Whilst we adults are inclined to be a little more coy about our preferences and motivations, I was reminded how almost all of us make our choices based on brand. Try weaning a middle-aged golfer off his favourite brand of golf equipment and clothing or a young mother off her choice of push-chair and you'll have a battle on your hands. I reckon much of the arguments in the home of the newly-weds or newly-moved-in-togethers revolve around which brand of ketchup, butter and marmalade make it into the fridge. The same domestic arrangements come under great scrutiny from the parents (whether in or out of law) and the young woman is often judged on her choice of brand of cooking oil or domestic cleaner whilst the young man is quizzed over his preference of car or power-tool. Like it or not, our choice of brand seems to say something to the world about who we are and what we stand for.
In many ways, we adults are in denial.

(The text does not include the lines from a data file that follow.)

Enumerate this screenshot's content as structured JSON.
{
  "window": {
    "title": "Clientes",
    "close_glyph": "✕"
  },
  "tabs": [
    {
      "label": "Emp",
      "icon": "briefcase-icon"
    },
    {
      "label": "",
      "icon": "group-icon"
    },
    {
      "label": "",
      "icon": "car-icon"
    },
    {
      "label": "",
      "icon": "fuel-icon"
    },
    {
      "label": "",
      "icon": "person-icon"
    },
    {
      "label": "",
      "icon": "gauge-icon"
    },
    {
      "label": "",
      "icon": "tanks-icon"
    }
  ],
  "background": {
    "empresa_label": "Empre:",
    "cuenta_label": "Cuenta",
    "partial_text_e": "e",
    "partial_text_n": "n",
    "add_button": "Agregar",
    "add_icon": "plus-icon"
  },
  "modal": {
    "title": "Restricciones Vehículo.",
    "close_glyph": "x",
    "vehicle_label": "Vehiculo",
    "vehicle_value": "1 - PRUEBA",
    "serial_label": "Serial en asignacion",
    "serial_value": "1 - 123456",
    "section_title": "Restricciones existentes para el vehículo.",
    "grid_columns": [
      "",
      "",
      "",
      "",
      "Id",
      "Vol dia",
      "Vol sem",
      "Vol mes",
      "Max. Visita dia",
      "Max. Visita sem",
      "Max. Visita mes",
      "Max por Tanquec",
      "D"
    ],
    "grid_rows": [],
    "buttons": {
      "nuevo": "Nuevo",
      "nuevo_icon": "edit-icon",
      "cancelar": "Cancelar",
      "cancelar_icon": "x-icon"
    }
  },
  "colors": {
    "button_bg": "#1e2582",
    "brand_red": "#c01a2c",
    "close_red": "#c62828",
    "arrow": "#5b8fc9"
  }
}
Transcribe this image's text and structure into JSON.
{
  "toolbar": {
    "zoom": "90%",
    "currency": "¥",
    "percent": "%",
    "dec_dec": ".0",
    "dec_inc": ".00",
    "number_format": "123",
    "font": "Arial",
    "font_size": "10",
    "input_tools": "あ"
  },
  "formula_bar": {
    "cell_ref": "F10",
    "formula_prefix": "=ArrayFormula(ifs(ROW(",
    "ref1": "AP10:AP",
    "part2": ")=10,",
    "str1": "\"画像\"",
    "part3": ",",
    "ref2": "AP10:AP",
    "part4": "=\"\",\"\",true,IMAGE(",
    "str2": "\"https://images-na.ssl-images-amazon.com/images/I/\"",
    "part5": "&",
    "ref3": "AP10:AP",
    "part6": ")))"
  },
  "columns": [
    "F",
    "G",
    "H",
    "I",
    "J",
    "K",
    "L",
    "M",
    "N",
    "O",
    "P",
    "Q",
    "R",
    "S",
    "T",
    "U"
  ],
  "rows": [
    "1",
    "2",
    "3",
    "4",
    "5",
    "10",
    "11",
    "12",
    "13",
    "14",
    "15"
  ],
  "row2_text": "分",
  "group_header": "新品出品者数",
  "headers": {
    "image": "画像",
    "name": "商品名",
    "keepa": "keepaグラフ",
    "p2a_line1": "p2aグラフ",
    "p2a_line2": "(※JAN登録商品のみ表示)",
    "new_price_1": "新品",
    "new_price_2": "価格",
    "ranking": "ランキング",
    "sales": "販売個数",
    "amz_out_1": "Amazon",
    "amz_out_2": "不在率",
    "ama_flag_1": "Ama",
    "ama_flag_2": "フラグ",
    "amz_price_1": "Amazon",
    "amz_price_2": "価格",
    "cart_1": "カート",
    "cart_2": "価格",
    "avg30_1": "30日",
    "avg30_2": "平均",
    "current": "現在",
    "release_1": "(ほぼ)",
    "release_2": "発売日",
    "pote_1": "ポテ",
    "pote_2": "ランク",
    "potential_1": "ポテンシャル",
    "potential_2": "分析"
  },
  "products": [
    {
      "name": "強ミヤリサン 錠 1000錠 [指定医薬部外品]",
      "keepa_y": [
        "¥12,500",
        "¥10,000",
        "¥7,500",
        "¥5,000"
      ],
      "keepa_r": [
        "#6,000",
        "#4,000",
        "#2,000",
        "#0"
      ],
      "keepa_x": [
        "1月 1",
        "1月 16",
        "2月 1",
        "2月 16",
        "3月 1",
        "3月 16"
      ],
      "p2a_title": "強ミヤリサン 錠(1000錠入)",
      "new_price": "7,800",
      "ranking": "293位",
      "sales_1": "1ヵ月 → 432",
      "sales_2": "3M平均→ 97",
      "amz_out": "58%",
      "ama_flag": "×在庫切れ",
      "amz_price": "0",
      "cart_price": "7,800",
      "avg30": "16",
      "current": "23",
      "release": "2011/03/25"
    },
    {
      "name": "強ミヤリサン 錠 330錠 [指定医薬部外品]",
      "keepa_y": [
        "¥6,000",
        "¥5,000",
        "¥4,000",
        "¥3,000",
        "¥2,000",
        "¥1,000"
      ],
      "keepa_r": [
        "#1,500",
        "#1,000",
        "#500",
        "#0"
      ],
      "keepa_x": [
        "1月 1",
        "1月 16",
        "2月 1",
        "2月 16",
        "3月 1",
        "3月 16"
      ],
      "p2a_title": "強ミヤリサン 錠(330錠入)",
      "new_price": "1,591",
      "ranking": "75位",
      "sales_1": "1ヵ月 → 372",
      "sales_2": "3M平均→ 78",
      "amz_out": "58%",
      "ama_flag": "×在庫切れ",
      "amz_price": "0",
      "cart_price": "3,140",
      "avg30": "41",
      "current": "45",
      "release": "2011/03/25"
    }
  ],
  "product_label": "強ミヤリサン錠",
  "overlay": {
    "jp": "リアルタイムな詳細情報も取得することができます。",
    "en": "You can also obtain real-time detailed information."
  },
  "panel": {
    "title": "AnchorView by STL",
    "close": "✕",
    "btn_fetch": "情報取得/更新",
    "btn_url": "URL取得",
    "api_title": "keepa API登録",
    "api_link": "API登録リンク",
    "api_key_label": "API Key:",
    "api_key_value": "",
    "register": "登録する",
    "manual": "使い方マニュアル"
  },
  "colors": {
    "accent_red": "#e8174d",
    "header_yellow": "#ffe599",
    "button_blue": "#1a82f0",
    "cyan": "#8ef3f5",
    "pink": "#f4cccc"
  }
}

This was brought home to me as I listened to the radio later in the day. TV personality, Lloyd Grossman, was interviewed on the prevalence of celebrity brands in the world of cooking and radio-host Matt Cooper was perplexed at how Grossman, who is not and doesn't claim to be a chef, had developed a very successful range of soups and sauces. The twelve-year-olds would not have shared his confusion.
Matt Cooper seemed to believe that successful brands were built on expertise. They are not. Or at least they rarely are. More and more, successful brands are built on credibility and influence (and the appearance of expertise). It is the same in the school-yard. My tweens challenge me on a whole range of issues when I am in conflict with the 'experts' in their own circle of friends and influencers. They would not be surprised to know that Lloyd Grossman has fashioned a highly-successful range of soups and sauces out of the credibility prompted by his television profile.
It is not only school-children who must be more critical of the opinions that are presented as expertise by brands and those who champion them. None of us likes to be seen as gullible. We are all of us susceptible to the charms of the brand but our vanity and intellectual pride often has us in denial that we fall under that same influence.